Mais dans son studio de 200 m2 situé non loin de la gare du midi, il développe aussi une oeuvre personnelle qui n’est pas sans évoquer, par ses logiques même, le célèbre roman de Gorges Perec « La vie mode d’emploi ». Ainsi, sa série intitulée « 9181 » pour laquelle il a, méthodiquement photographié les gens et leurs petits évènements, en se limitant à faire inlassablement le tour de deux pâtés de maisons distants de près de 10.000 km, l’un, où il habite (Ruysbroeck), l’autre, au Brésil d’où est originaire sa compagne. Avec le même sens d’un sujet exploité jusqu’à épuisement, il a aussi affronté l’autoportrait et, de manière plus ironique, de petits théâtres urbains intégrant la famille des Play-mobil. Mais à chaque fois, on voit combien, sur cette approche « en série » (avec ou sans retouche) vient se greffer le rôle que peut jouer le principal acteur : la lumière. Celle dont le bon sens voudrait faire l’outil du réalisme le plus surligné tout comme la perspective est celui du contrôle de l’espace.

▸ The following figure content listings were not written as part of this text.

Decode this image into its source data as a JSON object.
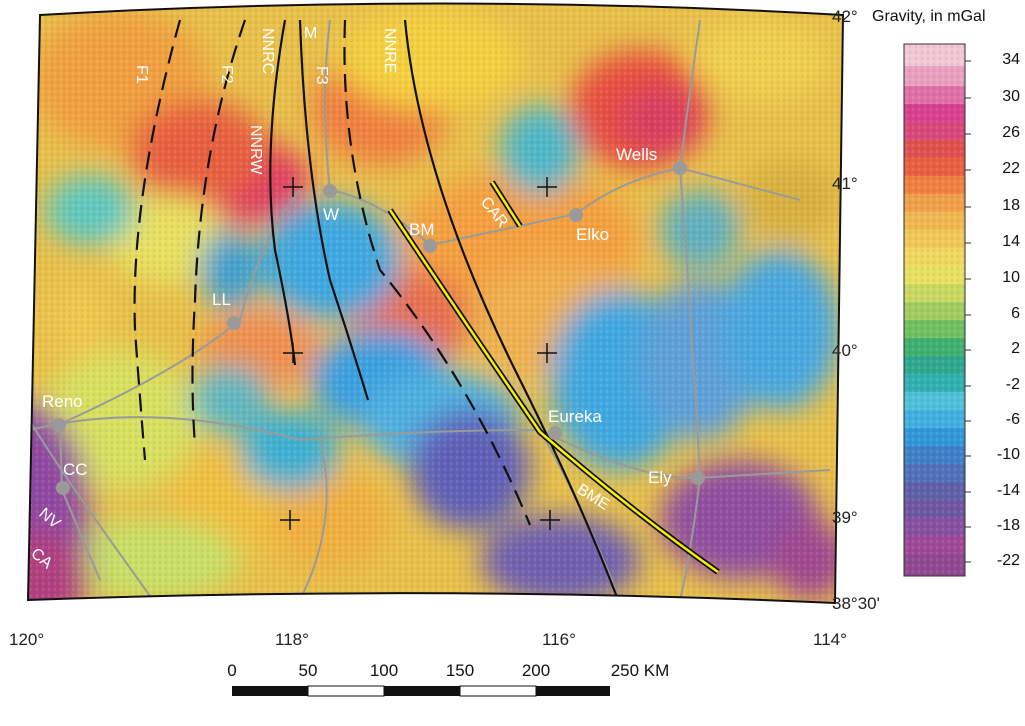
{
  "legend": {
    "title": "Gravity, in mGal",
    "ticks": [
      "34",
      "30",
      "26",
      "22",
      "18",
      "14",
      "10",
      "6",
      "2",
      "-2",
      "-6",
      "-10",
      "-14",
      "-18",
      "-22"
    ]
  },
  "longitude_labels": [
    "120°",
    "118°",
    "116°",
    "114°"
  ],
  "latitude_labels": [
    "42°",
    "41°",
    "40°",
    "39°",
    "38°30'"
  ],
  "cities": [
    "Wells",
    "W",
    "BM",
    "Elko",
    "LL",
    "Reno",
    "Eureka",
    "CC",
    "Ely"
  ],
  "fault_labels": [
    "F1",
    "F2",
    "NNRC",
    "M",
    "F3",
    "NNRE",
    "NNRW",
    "CAR",
    "BME"
  ],
  "state_labels": [
    "NV",
    "CA"
  ],
  "scale": {
    "ticks": [
      "0",
      "50",
      "100",
      "150",
      "200",
      "250 KM"
    ]
  }
}
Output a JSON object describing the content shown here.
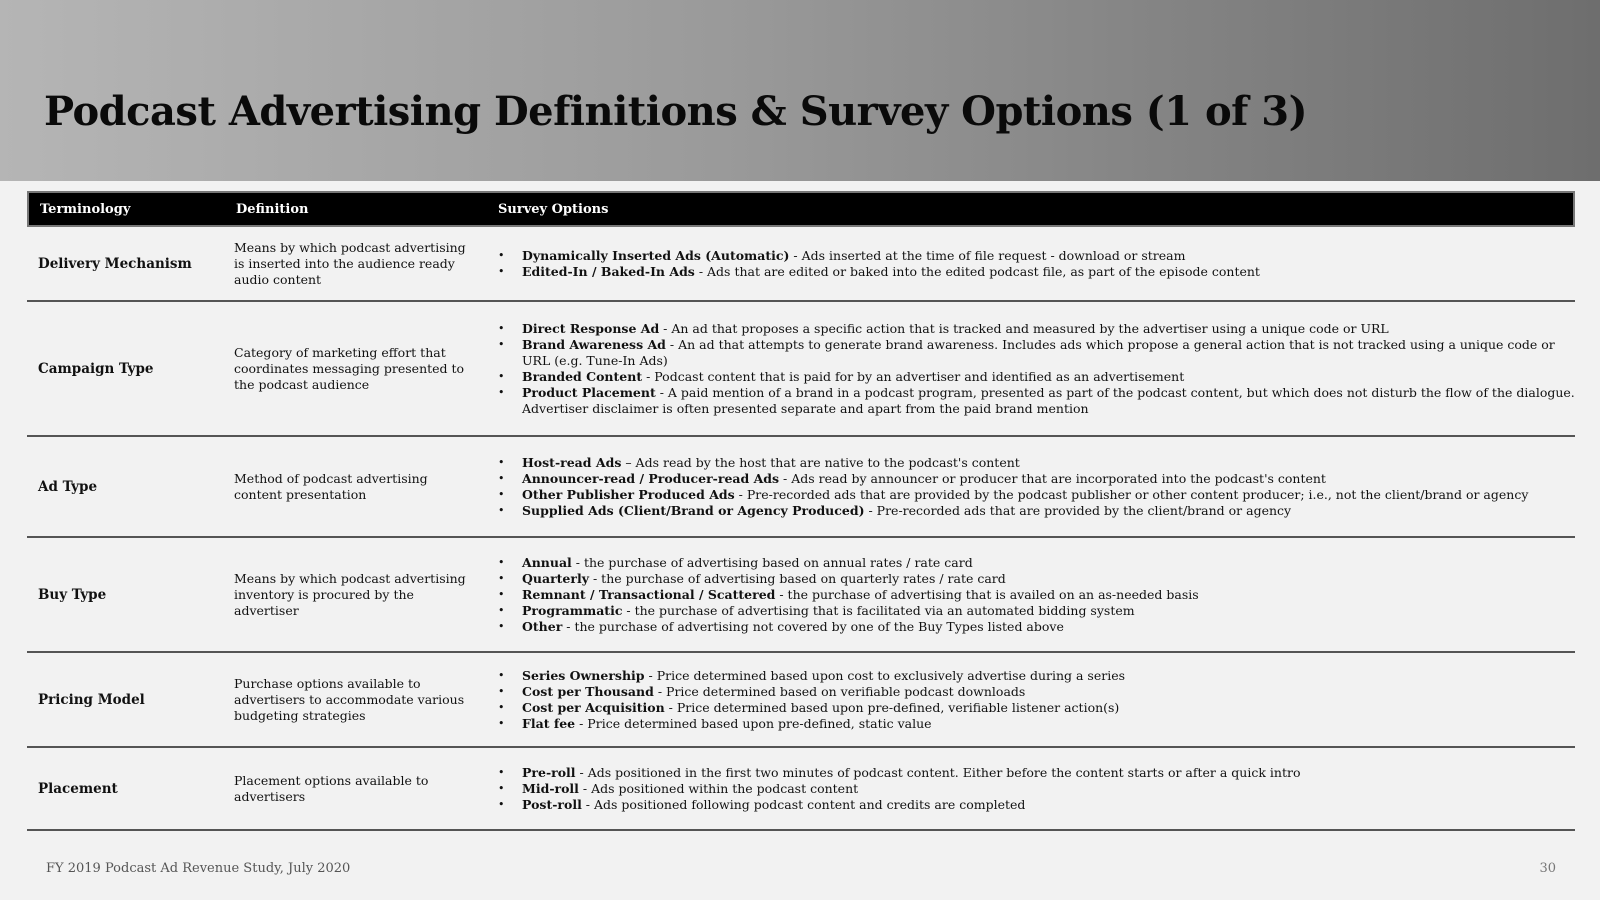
{
  "title": "Podcast Advertising Definitions & Survey Options (1 of 3)",
  "columns": {
    "terminology": "Terminology",
    "definition": "Definition",
    "options": "Survey Options"
  },
  "rows": [
    {
      "term": "Delivery Mechanism",
      "definition": "Means by which podcast advertising is inserted into the audience ready audio content",
      "options": [
        {
          "name": "Dynamically Inserted Ads (Automatic)",
          "desc": " - Ads inserted at the time of file request - download or stream"
        },
        {
          "name": "Edited-In / Baked-In Ads",
          "desc": " - Ads that are edited or baked into the edited podcast file, as part of the episode content"
        }
      ]
    },
    {
      "term": "Campaign Type",
      "definition": "Category of marketing effort that coordinates messaging presented to the podcast audience",
      "options": [
        {
          "name": "Direct Response Ad",
          "desc": " - An ad that proposes a specific action that is tracked and measured by the advertiser using a unique code or URL"
        },
        {
          "name": "Brand Awareness Ad",
          "desc": " - An ad that attempts to generate brand awareness. Includes ads which propose a general action that is not tracked using a unique code or URL (e.g. Tune-In Ads)"
        },
        {
          "name": "Branded Content",
          "desc": " - Podcast content that is paid for by an advertiser and identified as an advertisement"
        },
        {
          "name": "Product Placement",
          "desc": " - A paid mention of a brand in a podcast program, presented as part of the podcast content, but which does not disturb the flow of the dialogue. Advertiser disclaimer is often presented separate and apart from the paid brand mention"
        }
      ]
    },
    {
      "term": "Ad Type",
      "definition": "Method of podcast advertising content presentation",
      "options": [
        {
          "name": "Host-read Ads",
          "desc": " – Ads read by the host that are native to the podcast's content"
        },
        {
          "name": "Announcer-read / Producer-read Ads",
          "desc": " - Ads read by announcer or producer that are incorporated into the podcast's content"
        },
        {
          "name": "Other Publisher Produced Ads",
          "desc": " - Pre-recorded ads that are provided by the podcast publisher or other content  producer; i.e., not the client/brand or agency"
        },
        {
          "name": "Supplied Ads (Client/Brand or Agency Produced)",
          "desc": " - Pre-recorded ads that are provided by the client/brand or agency"
        }
      ]
    },
    {
      "term": "Buy Type",
      "definition": "Means by which podcast advertising inventory is procured by the advertiser",
      "options": [
        {
          "name": "Annual",
          "desc": " - the purchase of advertising based on annual rates / rate card"
        },
        {
          "name": "Quarterly",
          "desc": " - the purchase of advertising based on quarterly rates / rate card"
        },
        {
          "name": "Remnant / Transactional / Scattered",
          "desc": " - the purchase of advertising that is availed on an as-needed basis"
        },
        {
          "name": "Programmatic",
          "desc": " - the purchase of advertising that is facilitated via an automated bidding system"
        },
        {
          "name": "Other",
          "desc": " - the purchase of advertising not covered by one of the Buy Types listed above"
        }
      ]
    },
    {
      "term": "Pricing Model",
      "definition": "Purchase options available to advertisers to accommodate various budgeting strategies",
      "options": [
        {
          "name": "Series Ownership",
          "desc": " - Price determined based upon cost to exclusively advertise during a series"
        },
        {
          "name": "Cost per Thousand",
          "desc": " - Price determined based on verifiable podcast downloads"
        },
        {
          "name": "Cost per Acquisition",
          "desc": " - Price determined based upon pre-defined, verifiable listener action(s)"
        },
        {
          "name": "Flat fee",
          "desc": " - Price determined based upon pre-defined, static value"
        }
      ]
    },
    {
      "term": "Placement",
      "definition": "Placement options available to advertisers",
      "options": [
        {
          "name": "Pre-roll",
          "desc": " - Ads positioned in the first two minutes of podcast content. Either before the content starts or after a quick intro"
        },
        {
          "name": "Mid-roll",
          "desc": " - Ads positioned within the podcast content"
        },
        {
          "name": "Post-roll",
          "desc": " - Ads positioned following podcast content and credits are completed"
        }
      ]
    }
  ],
  "footer": "FY 2019 Podcast Ad Revenue Study, July 2020",
  "page_number": "30"
}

Or, l’art nous révèle qu’au temps où les peintres apprenaient à maîtriser cette géométrie, Paolo Uccello, usant des mêmes moyens, provoquait l’écart, le trouble et l’incertain. On pourrait aussi pu citer les jeux de perspectives dépravées, les prisons de Piranèse et plus près de nous encore, les labyrinthes d’Escher. Dans la série proposée dans l’exposition, Jonathan Steelandt revenu au seul travail en studio et sans aucun trucage va plus loin en visant à matérialiser la lumière par la disposition de sources lumineuses projetée seulement sur deux objets (le blanc d’une boîte à chaussures pour le fond et un normographe ayant appartenu à son grand-père pour la « figure »). L’ensemble accroché aux cimaises n’épuise pas les diverses possibilités offertes par ces deux acteurs.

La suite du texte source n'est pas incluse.